Semiochemicals can be divided into pheromones and allelochemicals . Pheromones are used for intraspecific communication between organisms of a species, allelochemicals for interspecific communication.

The division of the allelochemicals, also known as xenomons, is made into allomones that are useful for the sender, kairomones that are useful for the recipient and synomones that are useful for both. The term allomone is derived from the term alloiohormone , which was proposed by Albrecht Bethe in 1932 with the same meaning.


There are also apneumones (from the Greek a-pneuma for breathless or lifeless ). These are chemical substances that are emitted by inanimate material and that are beneficial for one organism but cause adverse reactions in another organism.

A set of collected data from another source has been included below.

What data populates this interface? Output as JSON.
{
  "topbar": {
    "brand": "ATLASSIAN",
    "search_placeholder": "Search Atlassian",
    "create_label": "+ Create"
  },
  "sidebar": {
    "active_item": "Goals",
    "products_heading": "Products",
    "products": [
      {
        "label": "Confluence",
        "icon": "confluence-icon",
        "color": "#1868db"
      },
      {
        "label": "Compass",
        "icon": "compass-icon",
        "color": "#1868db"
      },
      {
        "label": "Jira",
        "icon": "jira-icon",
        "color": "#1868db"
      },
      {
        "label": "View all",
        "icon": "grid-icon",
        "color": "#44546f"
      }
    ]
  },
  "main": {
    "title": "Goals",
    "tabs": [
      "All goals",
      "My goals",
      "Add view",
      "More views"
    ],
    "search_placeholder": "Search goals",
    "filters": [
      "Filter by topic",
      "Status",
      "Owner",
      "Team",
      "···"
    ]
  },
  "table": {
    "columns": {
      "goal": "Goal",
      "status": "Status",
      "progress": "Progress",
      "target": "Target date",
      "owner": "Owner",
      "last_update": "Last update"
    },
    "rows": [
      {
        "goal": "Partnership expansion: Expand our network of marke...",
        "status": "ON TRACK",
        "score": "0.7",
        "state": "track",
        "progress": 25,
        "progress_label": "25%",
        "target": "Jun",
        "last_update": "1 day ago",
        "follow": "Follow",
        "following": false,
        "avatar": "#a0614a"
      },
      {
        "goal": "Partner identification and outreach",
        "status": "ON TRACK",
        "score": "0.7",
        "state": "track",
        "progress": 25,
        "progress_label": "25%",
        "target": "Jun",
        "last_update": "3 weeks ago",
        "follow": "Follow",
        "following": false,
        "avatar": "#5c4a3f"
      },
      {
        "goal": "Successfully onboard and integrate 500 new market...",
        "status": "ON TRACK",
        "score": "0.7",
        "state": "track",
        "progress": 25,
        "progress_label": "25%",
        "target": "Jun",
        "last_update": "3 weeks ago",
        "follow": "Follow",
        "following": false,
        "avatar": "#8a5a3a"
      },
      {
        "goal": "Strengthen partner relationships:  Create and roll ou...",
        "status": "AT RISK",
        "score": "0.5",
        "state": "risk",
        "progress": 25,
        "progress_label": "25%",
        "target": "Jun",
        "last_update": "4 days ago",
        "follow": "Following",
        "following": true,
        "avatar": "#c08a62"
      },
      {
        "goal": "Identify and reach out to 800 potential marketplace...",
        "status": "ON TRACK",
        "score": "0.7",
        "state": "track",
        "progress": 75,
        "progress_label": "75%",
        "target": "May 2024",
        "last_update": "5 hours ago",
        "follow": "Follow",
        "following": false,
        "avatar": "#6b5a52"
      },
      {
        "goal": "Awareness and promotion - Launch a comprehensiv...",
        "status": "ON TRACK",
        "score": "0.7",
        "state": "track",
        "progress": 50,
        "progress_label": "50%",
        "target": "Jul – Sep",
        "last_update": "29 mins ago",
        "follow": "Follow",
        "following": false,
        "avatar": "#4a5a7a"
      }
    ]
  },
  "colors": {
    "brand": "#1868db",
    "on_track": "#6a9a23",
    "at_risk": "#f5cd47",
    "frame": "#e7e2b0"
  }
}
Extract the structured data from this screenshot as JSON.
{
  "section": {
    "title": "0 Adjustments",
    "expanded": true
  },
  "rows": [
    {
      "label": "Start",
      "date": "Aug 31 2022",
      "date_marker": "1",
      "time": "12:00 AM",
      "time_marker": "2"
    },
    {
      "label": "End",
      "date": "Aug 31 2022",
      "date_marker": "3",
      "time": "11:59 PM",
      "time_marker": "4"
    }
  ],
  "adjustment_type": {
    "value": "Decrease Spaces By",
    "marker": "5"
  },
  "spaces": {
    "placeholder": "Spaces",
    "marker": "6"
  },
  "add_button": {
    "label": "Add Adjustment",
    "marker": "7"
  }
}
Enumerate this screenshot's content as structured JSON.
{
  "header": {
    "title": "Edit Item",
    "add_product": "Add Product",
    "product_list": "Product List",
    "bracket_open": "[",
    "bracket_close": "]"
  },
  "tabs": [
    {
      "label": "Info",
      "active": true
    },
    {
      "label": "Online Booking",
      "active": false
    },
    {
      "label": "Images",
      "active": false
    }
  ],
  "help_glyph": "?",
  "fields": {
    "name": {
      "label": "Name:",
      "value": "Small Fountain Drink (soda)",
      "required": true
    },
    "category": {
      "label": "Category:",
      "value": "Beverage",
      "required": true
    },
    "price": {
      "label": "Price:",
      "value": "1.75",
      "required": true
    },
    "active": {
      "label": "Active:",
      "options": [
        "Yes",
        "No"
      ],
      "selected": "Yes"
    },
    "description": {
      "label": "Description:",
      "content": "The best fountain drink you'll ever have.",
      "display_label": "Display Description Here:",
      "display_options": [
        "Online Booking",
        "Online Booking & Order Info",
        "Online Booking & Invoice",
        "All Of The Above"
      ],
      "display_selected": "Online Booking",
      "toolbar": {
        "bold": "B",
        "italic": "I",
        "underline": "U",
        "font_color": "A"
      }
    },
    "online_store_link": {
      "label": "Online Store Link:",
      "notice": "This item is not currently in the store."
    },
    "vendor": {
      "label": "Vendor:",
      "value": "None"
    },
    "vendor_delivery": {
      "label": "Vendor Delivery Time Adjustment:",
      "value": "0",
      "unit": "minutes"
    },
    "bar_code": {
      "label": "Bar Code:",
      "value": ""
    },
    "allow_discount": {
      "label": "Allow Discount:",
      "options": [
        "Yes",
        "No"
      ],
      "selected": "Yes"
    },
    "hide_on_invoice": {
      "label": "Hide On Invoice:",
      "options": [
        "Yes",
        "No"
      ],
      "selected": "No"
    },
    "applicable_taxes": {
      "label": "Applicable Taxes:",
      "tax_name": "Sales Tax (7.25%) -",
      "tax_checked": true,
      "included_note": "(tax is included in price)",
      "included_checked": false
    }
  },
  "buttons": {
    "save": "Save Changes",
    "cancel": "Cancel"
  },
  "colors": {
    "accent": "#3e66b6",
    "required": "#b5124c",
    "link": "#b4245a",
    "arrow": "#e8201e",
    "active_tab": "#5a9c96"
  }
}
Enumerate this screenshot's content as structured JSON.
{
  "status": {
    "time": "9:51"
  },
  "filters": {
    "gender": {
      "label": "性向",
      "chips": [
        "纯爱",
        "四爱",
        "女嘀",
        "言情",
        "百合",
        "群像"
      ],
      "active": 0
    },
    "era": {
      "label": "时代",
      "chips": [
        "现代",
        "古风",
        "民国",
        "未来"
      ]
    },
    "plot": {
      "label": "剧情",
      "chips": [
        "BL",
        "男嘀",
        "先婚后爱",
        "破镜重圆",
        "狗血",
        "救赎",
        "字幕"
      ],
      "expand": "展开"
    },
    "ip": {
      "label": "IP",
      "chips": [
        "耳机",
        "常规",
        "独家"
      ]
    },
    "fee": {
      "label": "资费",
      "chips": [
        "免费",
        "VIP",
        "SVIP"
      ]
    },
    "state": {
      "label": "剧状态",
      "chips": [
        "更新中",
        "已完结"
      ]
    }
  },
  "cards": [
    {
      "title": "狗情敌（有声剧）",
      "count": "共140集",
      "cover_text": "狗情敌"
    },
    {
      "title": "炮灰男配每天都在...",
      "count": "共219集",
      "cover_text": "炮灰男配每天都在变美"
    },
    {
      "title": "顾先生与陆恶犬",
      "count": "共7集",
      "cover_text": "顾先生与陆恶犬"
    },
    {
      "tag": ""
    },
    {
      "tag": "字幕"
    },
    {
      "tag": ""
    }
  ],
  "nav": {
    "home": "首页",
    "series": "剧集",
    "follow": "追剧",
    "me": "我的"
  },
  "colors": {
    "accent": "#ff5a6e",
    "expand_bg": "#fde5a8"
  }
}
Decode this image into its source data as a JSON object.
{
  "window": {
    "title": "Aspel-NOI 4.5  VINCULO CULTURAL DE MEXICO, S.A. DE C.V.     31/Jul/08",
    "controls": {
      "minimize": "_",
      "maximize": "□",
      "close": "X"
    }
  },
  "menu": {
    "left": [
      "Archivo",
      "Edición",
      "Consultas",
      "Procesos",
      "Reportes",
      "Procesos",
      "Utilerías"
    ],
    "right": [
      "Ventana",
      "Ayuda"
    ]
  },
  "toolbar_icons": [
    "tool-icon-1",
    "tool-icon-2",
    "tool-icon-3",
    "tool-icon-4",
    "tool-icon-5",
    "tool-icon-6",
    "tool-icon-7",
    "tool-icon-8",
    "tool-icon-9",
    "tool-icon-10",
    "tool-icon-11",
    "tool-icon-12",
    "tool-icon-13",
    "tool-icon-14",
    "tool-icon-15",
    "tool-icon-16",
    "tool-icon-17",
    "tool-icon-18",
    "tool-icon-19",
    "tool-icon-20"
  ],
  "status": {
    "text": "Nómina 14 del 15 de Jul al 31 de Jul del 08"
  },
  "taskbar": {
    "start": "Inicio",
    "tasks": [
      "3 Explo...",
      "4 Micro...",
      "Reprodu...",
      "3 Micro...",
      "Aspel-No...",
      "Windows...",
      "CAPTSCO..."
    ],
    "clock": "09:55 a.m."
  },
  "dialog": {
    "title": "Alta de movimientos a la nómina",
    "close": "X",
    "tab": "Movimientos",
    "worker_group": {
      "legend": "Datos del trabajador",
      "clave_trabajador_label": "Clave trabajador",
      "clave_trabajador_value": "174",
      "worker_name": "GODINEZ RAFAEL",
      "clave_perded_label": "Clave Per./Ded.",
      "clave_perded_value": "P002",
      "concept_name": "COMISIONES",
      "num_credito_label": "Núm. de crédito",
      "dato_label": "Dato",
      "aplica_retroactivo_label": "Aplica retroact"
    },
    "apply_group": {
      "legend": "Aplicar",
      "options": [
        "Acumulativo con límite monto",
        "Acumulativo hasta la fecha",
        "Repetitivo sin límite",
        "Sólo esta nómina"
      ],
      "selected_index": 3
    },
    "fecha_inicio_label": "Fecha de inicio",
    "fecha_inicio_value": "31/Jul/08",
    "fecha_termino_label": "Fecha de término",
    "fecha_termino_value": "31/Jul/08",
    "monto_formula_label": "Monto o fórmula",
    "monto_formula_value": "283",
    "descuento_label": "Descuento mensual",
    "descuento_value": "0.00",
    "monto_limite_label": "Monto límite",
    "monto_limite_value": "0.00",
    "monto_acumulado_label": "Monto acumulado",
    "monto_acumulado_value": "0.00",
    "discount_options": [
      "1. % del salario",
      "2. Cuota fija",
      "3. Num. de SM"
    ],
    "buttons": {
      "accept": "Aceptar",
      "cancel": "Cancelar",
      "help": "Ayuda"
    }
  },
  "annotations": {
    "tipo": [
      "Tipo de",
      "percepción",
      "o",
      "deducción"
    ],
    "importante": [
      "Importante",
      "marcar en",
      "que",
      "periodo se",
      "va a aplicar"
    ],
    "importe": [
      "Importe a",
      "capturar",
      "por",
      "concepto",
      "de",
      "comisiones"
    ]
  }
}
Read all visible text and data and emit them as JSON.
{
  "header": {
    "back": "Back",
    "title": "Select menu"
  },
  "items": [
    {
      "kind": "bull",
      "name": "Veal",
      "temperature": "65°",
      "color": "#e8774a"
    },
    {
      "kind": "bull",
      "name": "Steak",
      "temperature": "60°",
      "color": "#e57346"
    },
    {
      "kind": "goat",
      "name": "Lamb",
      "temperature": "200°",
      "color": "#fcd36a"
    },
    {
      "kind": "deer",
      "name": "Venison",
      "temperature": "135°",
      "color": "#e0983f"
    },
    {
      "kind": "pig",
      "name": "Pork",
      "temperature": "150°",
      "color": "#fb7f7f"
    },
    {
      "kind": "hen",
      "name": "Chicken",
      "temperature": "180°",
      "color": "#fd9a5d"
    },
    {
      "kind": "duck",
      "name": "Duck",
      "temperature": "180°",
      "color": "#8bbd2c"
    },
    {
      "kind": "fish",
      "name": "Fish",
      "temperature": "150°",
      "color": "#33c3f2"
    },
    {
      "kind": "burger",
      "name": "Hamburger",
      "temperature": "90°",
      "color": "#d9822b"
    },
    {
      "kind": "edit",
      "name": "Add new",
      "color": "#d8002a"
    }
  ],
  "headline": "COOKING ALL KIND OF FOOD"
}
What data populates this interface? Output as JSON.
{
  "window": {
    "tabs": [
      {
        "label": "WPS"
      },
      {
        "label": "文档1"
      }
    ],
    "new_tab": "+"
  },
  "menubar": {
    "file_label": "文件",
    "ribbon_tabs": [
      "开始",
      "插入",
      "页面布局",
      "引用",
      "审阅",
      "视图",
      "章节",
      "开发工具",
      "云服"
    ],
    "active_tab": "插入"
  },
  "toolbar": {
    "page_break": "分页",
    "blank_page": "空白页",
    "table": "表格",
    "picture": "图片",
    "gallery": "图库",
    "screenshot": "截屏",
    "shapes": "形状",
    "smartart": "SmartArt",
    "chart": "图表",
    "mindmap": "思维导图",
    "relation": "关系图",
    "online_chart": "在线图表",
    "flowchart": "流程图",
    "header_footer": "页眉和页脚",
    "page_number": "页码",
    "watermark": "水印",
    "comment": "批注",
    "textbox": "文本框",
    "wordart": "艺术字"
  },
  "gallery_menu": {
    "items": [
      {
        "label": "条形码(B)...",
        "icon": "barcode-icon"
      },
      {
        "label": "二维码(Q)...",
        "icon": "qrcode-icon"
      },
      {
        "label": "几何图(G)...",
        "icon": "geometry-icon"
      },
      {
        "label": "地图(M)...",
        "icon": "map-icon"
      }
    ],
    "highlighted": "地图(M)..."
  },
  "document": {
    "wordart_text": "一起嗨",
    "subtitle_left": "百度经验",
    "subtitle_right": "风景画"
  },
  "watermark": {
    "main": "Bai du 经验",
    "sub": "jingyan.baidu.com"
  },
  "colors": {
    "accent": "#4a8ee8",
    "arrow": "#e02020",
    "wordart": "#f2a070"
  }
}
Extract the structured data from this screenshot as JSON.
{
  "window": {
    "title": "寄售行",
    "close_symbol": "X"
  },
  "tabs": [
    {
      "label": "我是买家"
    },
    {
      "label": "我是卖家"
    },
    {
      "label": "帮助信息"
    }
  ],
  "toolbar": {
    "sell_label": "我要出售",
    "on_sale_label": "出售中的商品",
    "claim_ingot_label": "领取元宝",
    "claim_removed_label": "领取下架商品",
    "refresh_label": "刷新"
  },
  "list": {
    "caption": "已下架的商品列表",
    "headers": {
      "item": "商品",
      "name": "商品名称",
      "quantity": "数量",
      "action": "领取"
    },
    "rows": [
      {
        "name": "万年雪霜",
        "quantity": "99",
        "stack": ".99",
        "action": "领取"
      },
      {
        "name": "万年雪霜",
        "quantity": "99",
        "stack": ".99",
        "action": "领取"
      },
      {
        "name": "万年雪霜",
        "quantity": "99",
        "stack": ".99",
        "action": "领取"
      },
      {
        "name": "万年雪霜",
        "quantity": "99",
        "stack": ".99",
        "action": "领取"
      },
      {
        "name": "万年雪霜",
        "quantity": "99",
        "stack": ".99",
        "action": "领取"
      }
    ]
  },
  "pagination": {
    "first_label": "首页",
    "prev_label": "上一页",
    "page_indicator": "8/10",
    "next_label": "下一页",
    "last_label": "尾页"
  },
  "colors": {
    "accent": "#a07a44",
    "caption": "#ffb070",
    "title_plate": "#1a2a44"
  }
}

The classification of semiochemicals is purely functional. A molecule can act as a pheromone, a kairomone, and an allomon or synomone. So spread foraging honeybees the smell of ( Z ) -11-eicosene-1-ol. Beewolf females use this bee pheromone as a kairomone to prey on honey bees. The male bees, in turn, use this component and thus the existing sensory preference of the females for the scent of bees as part of their sex pheromone cocktail in order to attract the female bees.

Web links

Individual evidence

  1. ^ JH Law, FE Regnier: Pheromones. In: Annual Review of Biochemistry. 40, 1971, pp. 533-548, doi : 10.1146 / .
  2. ^ RH Whittaker: The biochemical ecology of higher plants , pp. 43-70. In E. Sondheimer, JB Simeone (Ed.): Chemical Ecology . Academic Press, New York (1970), 352 pages, ISBN 0-12-654750-5
  3. ^ Eli Chernin: Interspecific chemical signals. In: BioScience 20.15 (1970): pp. 845-845.
  4. ^ DA Nordlund, RL Jones, WJ Lewis: Semiochemicals: Their Role in Pest Control , Wiley, New York 1981, ISBN 0-471-05803-3 , pp. 13-28.
  5. Albrecht Bethe: Neglected hormones. In: The natural sciences. 20, 1932, pp. 177-181, doi : 10.1007 / BF01504737 .
  6. PW Price, RF Denno, MD Eubanks, DL Finke, I. Kaplan: Insect Ecology: Behavior, Populations and Communities , 812 pages, Cambridge University Press (2011), ISBN 0-521-54260-X , p. 42.
  7. ^ Gudrun Herzner, Thomas Schmitt, K. Eduard Linsenmair, Erhard Strohm: Prey recognition by females of the European beewolf and its potential for a sensory trap. In: Animal Behavior. 70, 2005, pp. 1411-1418, doi : 10.1016 / j.anbehav.2005.03.032 .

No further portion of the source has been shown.